The difference is that what MindMeld “knows” is: all knowledge on the Internet.
MindMeld offers up search results, for lack of a better term, on topics discussed. The idea is to add context and information about your conversations while you’re still talking about it. As you talk about a movie, information about the movie pops up (no more “what-else-was-that-actress-in?” madness — MindMeld will tell you).
MindMeld is mostly about creating an ecosystem around the technology. However, Expect Labs plans to ship the iPad app, as well as versions for iPhone and Android phones at some point in the future.
Google is a major investor in MindMeld, and I think they’ll acquire the startup at some point.
So what all this about?
Researchers at Google, Yahoo, and no doubt Apple, Microsoft and others know that in order for interfaces to function like users want them to, they must interact like humans. And the only way to make them interact like humans is to get them to “think” like humans.
The key to thinking like a human, it turns out, is closely related to language. If you can get a computer to scan information, summarize it, then act on the summary in various ways — including a concise explanation of what it’s about, then you can make phones, tablets and PCs that interact with people in a way that makes users happy.
Google is already working on an artificial human assistant in the form of Google Now and the Google Knowledge Graph, which no doubt Wavii will be assimilated into.
Apple is evolving Siri into a real artificial human, which is almost certainly why they bid on Wavii.
But I think Google’s project is most interesting.

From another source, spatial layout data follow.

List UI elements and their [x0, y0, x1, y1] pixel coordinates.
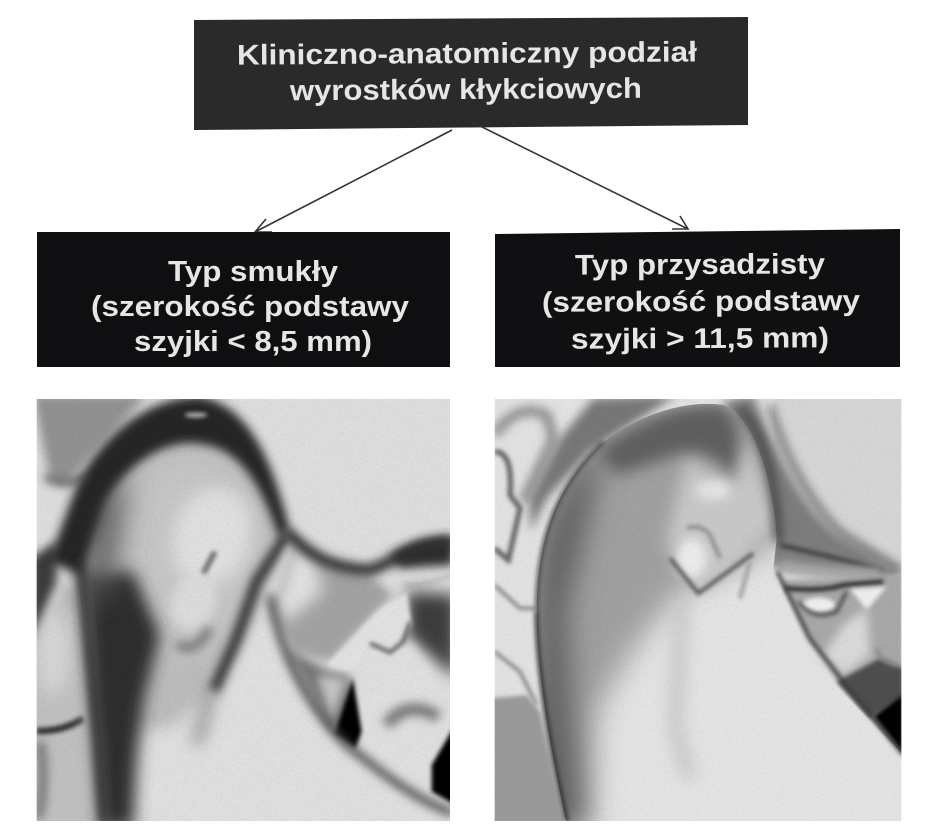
left structures: [490, 395, 677, 825]
box: stocky type: Typ przysadzisty: [575, 248, 825, 282]
box: slender type: [37, 232, 450, 367]
image: slender condylar process: [30, 395, 460, 828]
title box: [194, 17, 748, 130]
condyle body shading: [80, 418, 287, 828]
arrow: to slender type: [255, 130, 452, 232]
box: slender type: szyjki < 8,5 mm): [134, 326, 372, 358]
paper grain: [495, 399, 901, 821]
image: stocky condylar process: [490, 395, 923, 828]
condyle body: [536, 404, 901, 821]
left structures: [36, 538, 99, 821]
box: stocky type: [495, 229, 900, 367]
box: stocky type: (szerokość podstawy: [542, 285, 860, 319]
upper right light area: [773, 399, 901, 566]
condyle edges: [537, 442, 603, 612]
lower light bone: [130, 602, 460, 828]
lower right structures: [287, 592, 457, 805]
right band and fossa: [723, 395, 903, 755]
mandible lower edge: [270, 595, 453, 813]
upper left block: [33, 395, 147, 482]
condyle dark outline: [48, 397, 290, 575]
title box: Kliniczno-anatomiczny podział: [237, 36, 697, 72]
box: slender type: (szerokość podstawy: [91, 291, 409, 323]
box: stocky type: szyjki > 11,5 mm): [571, 322, 829, 356]
arrow: to stocky type: [472, 122, 688, 229]
right fossa: [273, 542, 393, 662]
title box: wyrostków kłykciowych: [289, 73, 642, 107]
box: slender type: Typ smukły: [168, 256, 338, 288]
paper grain: [37, 399, 450, 821]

Where to create a mind – Google
Inventor and futurist Ray Kurzweil has been writing for years about the coming “singularity,” when machine intelligence surpasses human intelligence. One of Kurzweil’s books is titles: “How to Create a Mind: The Secret of Human Thought Revealed.”
Kurzweil isn’t just predicting the creation of the mind, he intends to actually do it. That’s why he was hired to work on machine learning and language processing as the new Director of Engineering at Google.
Kurzweil flat-out said that in an interview in which he said he was recruited by Google CEO Larry Page. The two had met about Kurzweil’s “How to Create a Mind” book, where he told Page he intended to start a company to, essentially, “create a mind.”
But Page convinced Kurzweil to do it instead at Google because Google “uniquely” had the resources — the Knowledge Graph and the engineering expertise.
Self-driving cars. Augmented reality glasses. Google is working on all kinds of cool stuff. But I think the most breathtaking project at Google is their larger goal of creating a mind — one that’s both human, and capable of interacting with people in a natural way — but also a machine, with total information awareness and all the knowledge of mankind at its disposal.
And it will probably be free and used by all of us. How cool is that?